Background: Verbal autopsy (VA) is an indirect method for estimating cause-specific mortality. In most previous studies, cause of death has been assigned from verbal autopsy data using expert algorithms or by physician review. Both of these methods may have poor validity. In addition, physician review is time consuming and has to be carried out by doctors. A range of methods exist for deriving classification rules from data. Such rules are quick and simple to apply and in many situations perform as well as experts.
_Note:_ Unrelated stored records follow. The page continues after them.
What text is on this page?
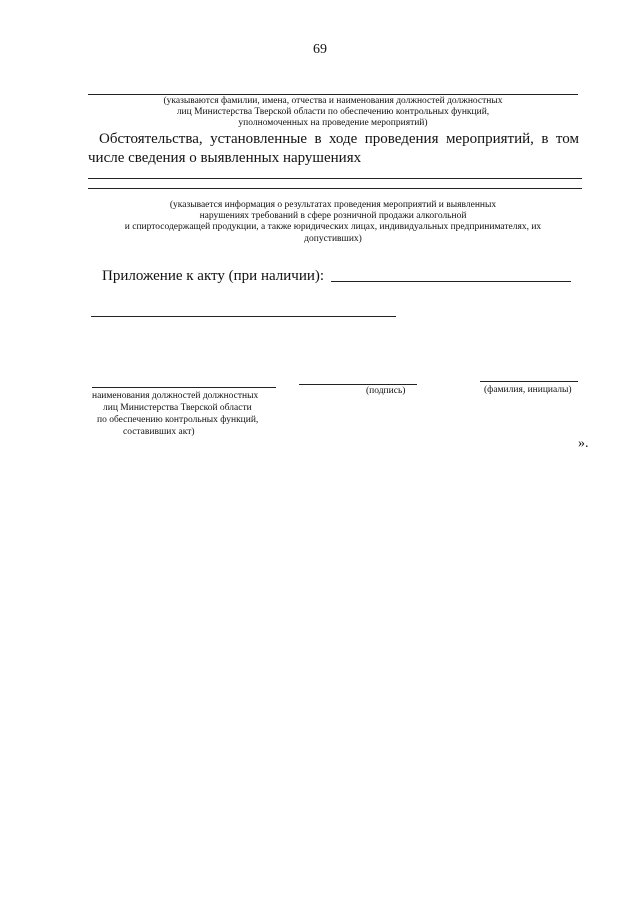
69
(указываются фамилии, имена, отчества и наименования должностей должностных
лиц Министерства Тверской области по обеспечению контрольных функций,
уполномоченных на проведение мероприятий)
Обстоятельства, установленные в ходе проведения мероприятий, в том
числе сведения о выявленных нарушениях
(указывается информация о результатах проведения мероприятий и выявленных
нарушениях требований в сфере розничной продажи алкогольной
и спиртосодержащей продукции, а также юридических лицах, индивидуальных предпринимателях, их
допустивших)
Приложение к акту (при наличии):
наименования должностей должностных
лиц Министерства Тверской области
по обеспечению контрольных функций,
составивших акт)
(подпись)	(фамилия, инициалы)
».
Methods: This paper has two aims. First, it considers the advantages and disadvantages of the three main methods for deriving classification rules empirically; (a) linear and other discriminant techniques, (b) probability density estimation and (c) decision trees and rule-based methods. Second, it reviews the factors which need to be taken into account when choosing a classification method for assigning cause of death from VA data.
Results: Four main factors influence the choice of classification method: (a) the purpose for which a classifier is being developed, (b) the number of validated causes of death assigned to each case, (c) the characteristics of the VA data and (d) the need for a classifier to be comprehensible. When the objective is to estimate mortality from a single cause of death, logistic regression should be used. When the objective is to determine patterns of mortality, the choice of method will depend on the above factors in ways which are elaborated in the paper.
Conclusion: Choice of classification method for assigning cause of death needs to be considered when designing a VA validation study. Comparison of the performance of classifiers derived using different methods requires a large VA dataset, which is not currently available.